I am quite new to sigma studio. Currently implementing one of my first projects in sigma dsp using ADAU1452. for my application i am using the Dynamic Bass Boost algorithm from the ADI library. I took a look a analog devices wiki but the documentation is not so clear, can some one please explain me the working principle in bit details specially with the parameters Time constant, where we are just inputting one value to determine the attack and the release time and also the compression ratio part. I will be really grateful for help
Yes the documentation could be better. The wiki does suggest adjusting by ear, but this is a bit daunting with so many parameters involved. This also makes full documentation rather difficult -- the number of graphs multiplies like those typically found in data sheets, while comprehension suffers.

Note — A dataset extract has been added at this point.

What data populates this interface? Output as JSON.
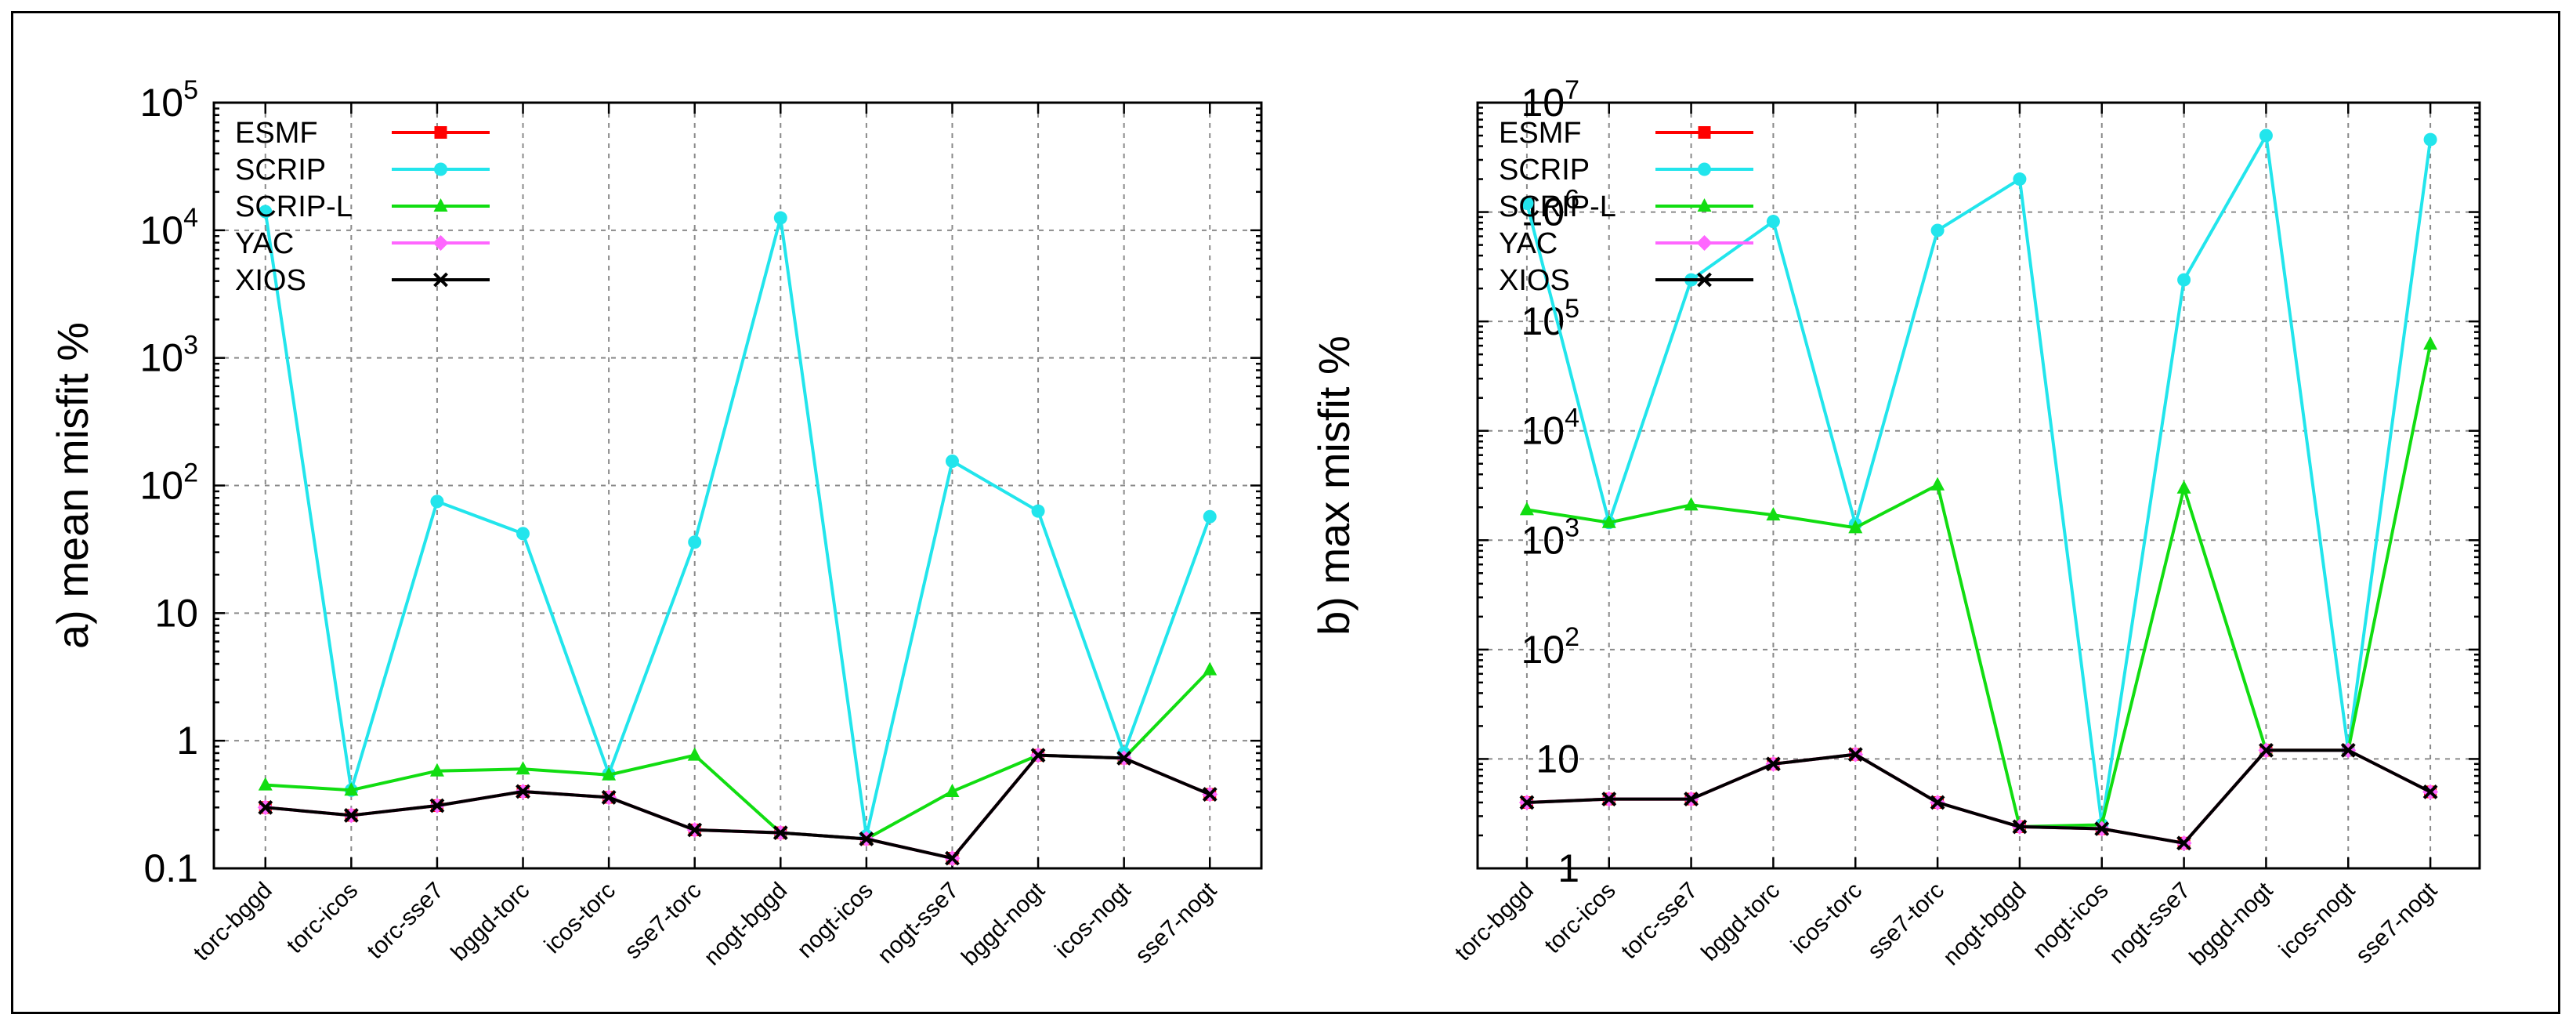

I saw that Dave T. in a separate thread promised to consult with the algorithm designers to get some better docs. In the meantime, we can gain some insight by testing the algorithm. This can be easier than it appears, because we can have the -1452 test itself with some programming. Two projects for the -1452MINIZ eval board are attached below -- one for time constant, the other for frequency response.
This schematic applies a step-amplitude signal to see how the Dynamic Bass block responds:
The block's Time Constant appears to refer to the approximate total response time -- for example, I get the response at left when set for 500 mS. Shorter time constant measurements may be limited by the response time of the Real-Time Display.
This schematic measures the Dynamic Bass block's response to frequency at a given amplitude. I had done a similar project for the ADAU1701, but this one is much more straightforward thanks to the Base-2 log, and 2^x functions available on the -1452:
Here's some results I've found with the settings shown:
With a full 0 dB input, the block does not boost bass at all -- in fact, it cuts bass below the frequency set in the black box under the slider (40 Hz shown). Thus, set this box to the lowest frequency you wish to reproduce. Apparently the Dynamic Bass block is designed to protect your speaker from unneeded frequencies below the desired minimum.
Reduce the input, and we see bass boost. The amount of boost depends upon the Compression Ratio (lower provides more boost), as well as where your level is between the Upper (no boost) and Lower (max boost) thresholds. The maximum available boost appears to be:
Boost = (Upper - Lower) / Comp Ratio
By running these projects yourself as well as doing listening tests, hopefully you'll find a good match to your application.